Configuration Management - Stage Creation

Hi

I’ve been struggling with what i assume to be a bug in the icinga2 configuration management. The issue is hard to isolate and for now i can only explain the circumstances when it pops up:

I’m using the config management to deploy packages on my icinga2 master, which are either bigger global zones or smaller “per-host” definitions (Host type objects mostly). The api requests are being done in an ansible playbook with a simple logic:

  1. Try to create package (usually fails with http 500 since the package already exists)
  2. Try to create new stage in package, results in:
    {
    “status”: “Created stage. Reload triggered.”,
    “code”: 200,
    “stage”: “40ca7a81-9a39-469a-976e-55ada46bc03c”,
    “package”: “azure-global”
    }
  3. Try to determine result of reload (in this case query /v1/config/files/azure-global/40ca7a81-9a39-469a-976e-55ada46bc03c/status).

Step 3 gets repeated several times with a preset delay if we get an http 404 (message: “path not found”). This loop usually (max. 3 retries) results in an http 200 when the stage was successfully loaded.

There are cases however when the query for the stage simply won’t return a 200 and stays 404 for a full minute of retries. Rerunning the playbook can result in the previously failed stage update to succeed without issues. The size of the stage (the amount of icinga2 objects contained) does not seem to be a factor in the previously described error. Even stages of minimal size (e.g. definitions for 4 HostGroups) can trigger the behavior and simply stay nonexistant for status queries, even after 5 minutes or more.

Looking at the debuglog a stage reload for package “azure-global” and stage “40ca7a81-9a39-469a-976e-55ada46bc03c” as described in the output above triggers the following command:

/usr/lib64/icinga2/sbin/icinga2 --no-stack-rlimit daemon --close-stdio --validate --define ActiveStageOverride=azure-global:40ca7a81-9a39-469a-976e-55ada46bc03c

The output is not shown in the debuglog and there seems to be no error being reported.
Running the command on the master myself doesn’t return any errors either. The output looks like any other successfull config validation.

Looking at the stage itself in the filesystem i’ve noticed a difference, the only contents of 40ca7a81-9a39-469a-976e-55ada46bc03c where:

conf.d/
include.conf
zones.d/

An active stage usually looks like this:

conf.d/
include.conf
startup.log
status
zones.d/

At this point i had plenty of bad stages for all my packages, so i decided to purge all stages except the active one:

for package_path in /var/lib/icinga2/api/packages/;
do package=${package_path##
/};
export active_stage=$(cat ${package_path}/active-stage);
for stage_path in /var/lib/icinga2/api/packages/${package}/* ; do
stage=${stage_path##*/};
if [ “${#stage}” -eq 36 ] && [ ! “${stage}” = ${active_stage} ]; then
rm -rf $stage_path;
fi ;
done ;
done

→ Not related to this issue, but please tell me if theres a better way to do this. The api allows for deletion of single stages which seems a bit cumbersome if there are a lot of packages/stages.

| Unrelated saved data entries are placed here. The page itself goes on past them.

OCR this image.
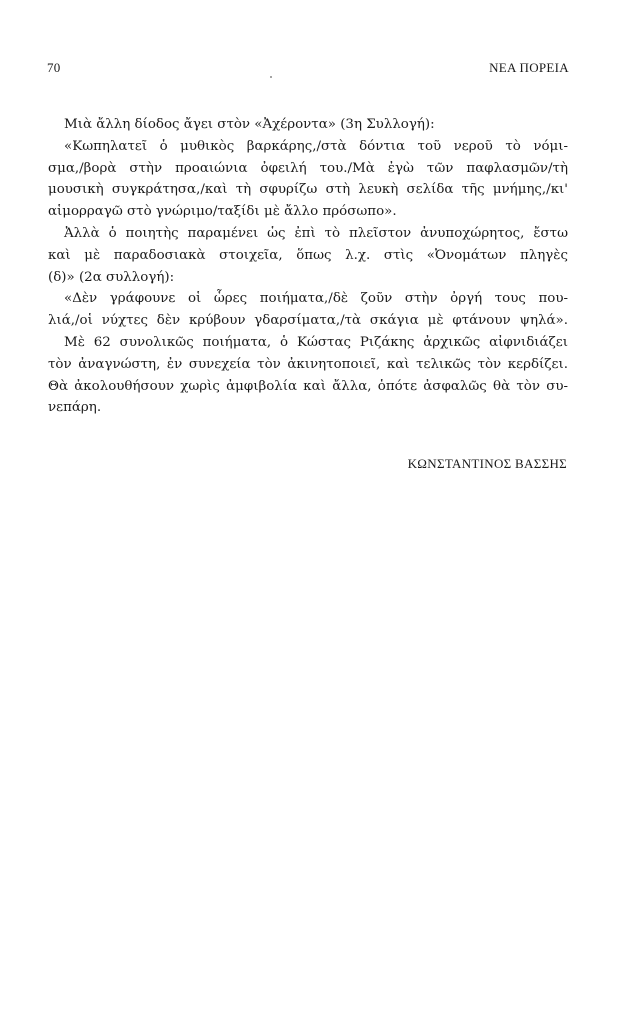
70	ΝΕΑ ΠΟΡΕΙΑ
Μιὰ ἄλλη δίοδος ἄγει στὸν «Ἀχέροντα» (3η Συλλογή):
«Κωπηλατεῖ ὁ μυθικὸς βαρκάρης,/στὰ δόντια τοῦ νεροῦ τὸ νόμι-
σμα,/βορὰ στὴν προαιώνια ὀφειλή του./Μὰ ἐγὼ τῶν παφλασμῶν/τὴ
μουσικὴ συγκράτησα,/καὶ τὴ σφυρίζω στὴ λευκὴ σελίδα τῆς μνήμης,/κι'
αἱμορραγῶ στὸ γνώριμο/ταξίδι μὲ ἄλλο πρόσωπο».
Ἀλλὰ ὁ ποιητὴς παραμένει ὡς ἐπὶ τὸ πλεῖστον ἀνυποχώρητος, ἔστω
καὶ μὲ παραδοσιακὰ στοιχεῖα, ὅπως λ.χ. στὶς «Ὀνομάτων πληγὲς
(δ)» (2α συλλογή):
«Δὲν γράφουνε οἱ ὧρες ποιήματα,/δὲ ζοῦν στὴν ὀργή τους που-
λιά,/οἱ νύχτες δὲν κρύβουν γδαρσίματα,/τὰ σκάγια μὲ φτάνουν ψηλά».
Μὲ 62 συνολικῶς ποιήματα, ὁ Κώστας Ριζάκης ἀρχικῶς αἰφνιδιάζει
τὸν ἀναγνώστη, ἐν συνεχεία τὸν ἀκινητοποιεῖ, καὶ τελικῶς τὸν κερδίζει.
Θὰ ἀκολουθήσουν χωρὶς ἀμφιβολία καὶ ἄλλα, ὁπότε ἀσφαλῶς θὰ τὸν συ-
νεπάρη.
ΚΩΝΣΤΑΝΤΙΝΟΣ ΒΑΣΣΗΣ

The removal of any unused stages for all packages made the issue vanish instantly. The next ansible run went through without issues. I’ve decided to do these purges at regular intervals until i’ve managed to get to the core of this issue.

Does this weird behavior ring a bell with you guys? I’ve had this in icinga2 2.10 and now also in 2.11.4 .

Hello, about this point i have observed it happens when icinga is validating the config, so the status file has not been written yet, but as soon as it is validated (or fails), you should have a result for the query on status. Same logic should apply for the startup.log url.

If you need to purge everything and start up from something fresh, you can also directly erase your package with the related api command and then recreate it with the configuration required for your previous active stage
https://icinga.com/docs/icinga2/latest/doc/12-icinga2-api/#deleting-configuration-package

I dont think i can help you much more, i guess your best chance to get more informations to understand what’s going on is either to strace icinga process when it’s validating to confirm system didn’t denied some ressources to it, or either attach a debugger to icinga process.
https://icinga.com/docs/icinga2/latest/doc/21-development/#debug-icinga-2

It also can be a known problem by the icinga team, i’d advise you to wait for them to answer here.